We’ve been honored by the trust of an incredible group of people who share the belief that everyone deserves a life free of suffering, and everyone can change. We’re especially grateful for the patients that are the heroes of this journey, for the employers and brokers that are bringing this care to their employees, and for our financial partners including Francisco Partners, Health2047 Capital Partners (American Medical Association’s partner venture fund), Kirkland & Ellis, and Twofold Ventures, who have funded AndHealth with more than $57 million in growth capital to bring disease reversal through Participatory Healthcare to the world.
It is an honor to participate in this journey with each of you.
1 On file and available from AndHealth.
Matt is the Founder and CEO of AndHealth.

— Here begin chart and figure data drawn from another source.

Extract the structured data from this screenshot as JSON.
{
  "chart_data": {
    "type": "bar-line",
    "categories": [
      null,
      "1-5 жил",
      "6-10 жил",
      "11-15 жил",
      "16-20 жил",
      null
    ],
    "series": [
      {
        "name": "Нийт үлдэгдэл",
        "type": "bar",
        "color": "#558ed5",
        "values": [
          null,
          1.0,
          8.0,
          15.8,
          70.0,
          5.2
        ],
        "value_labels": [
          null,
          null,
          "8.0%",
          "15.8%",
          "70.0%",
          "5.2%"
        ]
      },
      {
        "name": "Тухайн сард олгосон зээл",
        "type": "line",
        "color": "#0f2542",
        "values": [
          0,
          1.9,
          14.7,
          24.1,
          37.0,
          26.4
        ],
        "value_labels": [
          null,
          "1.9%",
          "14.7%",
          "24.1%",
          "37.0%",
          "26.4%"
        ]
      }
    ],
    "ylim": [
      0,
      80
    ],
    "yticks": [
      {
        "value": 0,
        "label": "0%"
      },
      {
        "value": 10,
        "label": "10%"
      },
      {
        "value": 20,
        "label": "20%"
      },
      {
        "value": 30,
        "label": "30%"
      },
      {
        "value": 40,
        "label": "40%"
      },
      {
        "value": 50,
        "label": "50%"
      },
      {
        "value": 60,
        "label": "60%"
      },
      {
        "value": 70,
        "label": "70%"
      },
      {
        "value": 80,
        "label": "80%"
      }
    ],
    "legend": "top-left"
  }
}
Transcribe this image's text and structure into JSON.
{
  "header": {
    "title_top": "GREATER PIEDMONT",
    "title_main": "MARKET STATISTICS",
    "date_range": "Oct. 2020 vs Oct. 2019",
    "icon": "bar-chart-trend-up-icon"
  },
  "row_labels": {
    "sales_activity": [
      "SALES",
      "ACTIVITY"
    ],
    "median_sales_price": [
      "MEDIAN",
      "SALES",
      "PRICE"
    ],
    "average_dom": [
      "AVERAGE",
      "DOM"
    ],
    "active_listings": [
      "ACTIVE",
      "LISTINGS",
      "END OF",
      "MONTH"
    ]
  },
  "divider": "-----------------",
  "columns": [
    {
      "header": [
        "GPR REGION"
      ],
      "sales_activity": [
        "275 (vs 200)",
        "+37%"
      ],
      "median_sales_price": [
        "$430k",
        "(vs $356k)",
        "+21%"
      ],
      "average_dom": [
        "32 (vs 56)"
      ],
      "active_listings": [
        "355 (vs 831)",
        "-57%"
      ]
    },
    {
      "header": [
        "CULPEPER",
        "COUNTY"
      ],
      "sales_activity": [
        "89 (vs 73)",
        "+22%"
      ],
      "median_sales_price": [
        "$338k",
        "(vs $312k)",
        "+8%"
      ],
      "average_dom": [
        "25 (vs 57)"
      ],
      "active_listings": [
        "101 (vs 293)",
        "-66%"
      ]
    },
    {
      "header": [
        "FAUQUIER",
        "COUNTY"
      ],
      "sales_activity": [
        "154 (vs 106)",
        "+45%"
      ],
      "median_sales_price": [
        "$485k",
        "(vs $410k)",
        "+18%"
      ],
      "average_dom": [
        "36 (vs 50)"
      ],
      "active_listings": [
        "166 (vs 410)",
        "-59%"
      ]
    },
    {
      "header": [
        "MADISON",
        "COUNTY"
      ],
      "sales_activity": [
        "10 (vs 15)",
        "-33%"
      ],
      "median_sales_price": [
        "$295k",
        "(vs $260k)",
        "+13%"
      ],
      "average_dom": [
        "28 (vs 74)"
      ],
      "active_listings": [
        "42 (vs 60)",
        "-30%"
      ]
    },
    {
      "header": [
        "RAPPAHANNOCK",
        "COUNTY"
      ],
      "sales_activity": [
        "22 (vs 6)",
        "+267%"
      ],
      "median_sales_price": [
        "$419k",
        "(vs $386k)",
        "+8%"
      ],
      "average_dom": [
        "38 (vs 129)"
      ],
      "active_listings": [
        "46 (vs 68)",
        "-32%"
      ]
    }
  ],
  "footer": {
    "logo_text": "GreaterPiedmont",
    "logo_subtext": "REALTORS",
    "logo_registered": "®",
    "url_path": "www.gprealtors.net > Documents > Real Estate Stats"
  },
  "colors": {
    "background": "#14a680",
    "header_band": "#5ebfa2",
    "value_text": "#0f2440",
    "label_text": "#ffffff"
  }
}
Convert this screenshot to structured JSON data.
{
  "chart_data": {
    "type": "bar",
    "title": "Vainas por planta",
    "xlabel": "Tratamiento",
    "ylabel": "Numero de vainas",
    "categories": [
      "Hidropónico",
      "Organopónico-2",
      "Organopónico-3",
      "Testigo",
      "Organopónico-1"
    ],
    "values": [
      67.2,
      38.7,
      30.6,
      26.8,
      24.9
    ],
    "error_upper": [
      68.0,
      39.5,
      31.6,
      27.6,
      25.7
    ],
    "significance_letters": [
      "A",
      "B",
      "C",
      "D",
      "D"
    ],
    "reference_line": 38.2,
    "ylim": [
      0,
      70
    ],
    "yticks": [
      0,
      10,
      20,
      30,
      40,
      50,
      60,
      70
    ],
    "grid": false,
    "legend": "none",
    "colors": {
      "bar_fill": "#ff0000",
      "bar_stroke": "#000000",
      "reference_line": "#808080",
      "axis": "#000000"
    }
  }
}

AndHealth helps people reverse chronic diseases. The company operates a virtual center of excellence for migraine and is soon launching others for autoimmune conditions, including rheumatoid arthritis, psoriasis, ulcerative colitis, and Crohn’s disease. AndHealth works with employers, health plans, public entities, and individuals. To learn more, please visit www.andhealth.com.
Previously, Matt was Co-Founder and CEO of CoverMyMeds, one of the largest and fastest growing healthcare technology companies in the United States. CoverMyMeds helped millions of patients get the medications they need to live healthy lives and was ranked nationally as a top workplace. CoverMyMeds was one of digital health’s first Unicorns when Matt led its sale to McKesson for $1.4B. Matt was ranked as the #14 US CEO of Large Companies by Glassdoor, and the #3 CEO in Healthcare. He lives in Columbus, Ohio with his wife and two children.